DAVID Cameron spoke of ending a “responsibility deficit” yesterday. He wasn’t talking about the Eurozone, but he could have been. Its steadily-compounding financial disaster is an epic tale of failed responsibility, the consequence of spending without thought to the consequences. And yet lazy references to “PIIGS”, while they point rightly to the dysfunctional choices made by some economies on the Eurozone periphery, are misguided, tilting the table to send the blame all one way. In truth, the Eurozone – and the EU as a whole – is a project in which responsibility is excluded as a matter of philosophical principle.
Responsibility isn’t a European word, dating instead to the American founding. Mark Reibling has tracked its first published use to 1788, with Federalist Paper 63 by James Madison, who says: “I add as a sixth defect [which a senate should answer], the want, in some important cases, of a due responsibility in the government to the people”. He adds “This remark will, perhaps, appear not only new, but paradoxical. It must nevertheless be acknowledged, when explained, to be as undeniable as it is important.” Reibling finds that the first recorded use of the term was actually a little earlier than this, on 1 June 1787, at the constitutional convention, and indeed by July 1787 Madison was already concluding “The responsibility of all to the will of the community seemed to be generally admitted as the true basis of a well constructed government.”

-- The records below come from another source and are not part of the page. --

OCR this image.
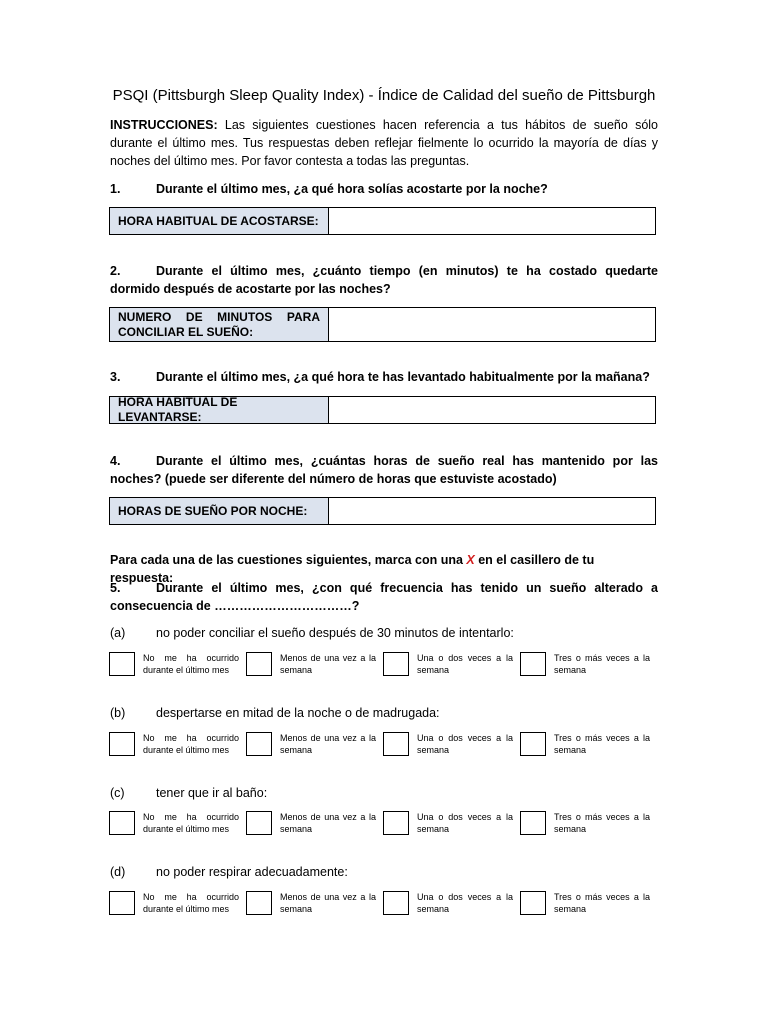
PSQI (Pittsburgh Sleep Quality Index) - Índice de Calidad del sueño de Pittsburgh
INSTRUCCIONES: Las siguientes cuestiones hacen referencia a tus hábitos de sueño sólo durante el último mes. Tus respuestas deben reflejar fielmente lo ocurrido la mayoría de días y noches del último mes. Por favor contesta a todas las preguntas.
1.	Durante el último mes, ¿a qué hora solías acostarte por la noche?
HORA HABITUAL DE ACOSTARSE:
2.	Durante el último mes, ¿cuánto tiempo (en minutos) te ha costado quedarte dormido después de acostarte por las noches?
NUMERO DE MINUTOS PARA CONCILIAR EL SUEÑO:
3.	Durante el último mes, ¿a qué hora te has levantado habitualmente por la mañana?
HORA HABITUAL DE LEVANTARSE:
4.	Durante el último mes, ¿cuántas horas de sueño real has mantenido por las noches? (puede ser diferente del número de horas que estuviste acostado)
HORAS DE SUEÑO POR NOCHE:
Para cada una de las cuestiones siguientes, marca con una X en el casillero de tu respuesta:
5.	Durante el último mes, ¿con qué frecuencia has tenido un sueño alterado a consecuencia de ……………………………?
(a) no poder conciliar el sueño después de 30 minutos de intentarlo:
No me ha ocurrido durante el último mes
Menos de una vez a la semana
Una o dos veces a la semana
Tres o más veces a la semana
(b) despertarse en mitad de la noche o de madrugada:
No me ha ocurrido durante el último mes
Menos de una vez a la semana
Una o dos veces a la semana
Tres o más veces a la semana
(c)	tener que ir al baño:
No me ha ocurrido durante el último mes
Menos de una vez a la semana
Una o dos veces a la semana
Tres o más veces a la semana
(d) no poder respirar adecuadamente:
No me ha ocurrido durante el último mes
Menos de una vez a la semana
Una o dos veces a la semana
Tres o más veces a la semana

The EU, of course, disagrees. It is notorious for retaking referendums until it gets the result it wants. And it is telling that, as the Eurozone crisis continues, the cry is always for leadership, not for the will of euro-users to be consulted. Italians and Greeks have seen their entire governments given to technocrats.
The growth of democracy worldwide after the fall of the Soviet Union has made it easy to forget the originality of the American constitution. It was designed not to introduce periodic voting to legitimise state power, but to upend the political philosophy of the old world, in which only men of exceptional virtue could be relied on to govern. In the American vision, as Lawrence Goldman writes in his introduction to the Federalist Papers, we see a transition “from a dependence on human virtue as the foundation of political society to a new confidence in the capacity of laws and institutions to make men live up to their obligations”. America is built on the idea that ordinary men and women can run the state, if their powers are limited and their fellow-citizens can hold them responsible.
By contrast, the modern European project rests on an ancient, aristocratic belief: that grand central plans, bulldozed through without responsibility by a vast bureaucracy, will create a better world. The American founders understood that worldview too well to admire it. A representative for Massachusetts observed that “public bodies feel no personal responsibility, and give full play to intrigue and cabal.” It is scarcely any wonder that a lack of responsibility has become visible on the Eurozone’s extremities – it is a disease spread from the centre.
America’s system was drawn up by geniuses to be run by ordinary men and women; Europe’s treaties have been drafted by ordinary minds to create a laboratory for philosopher-kings. Europe is finding that no leader is equal to that task. Its responsibility deficit must at last be paid off, and that means building a Europe of citizens, not of experimental subjects.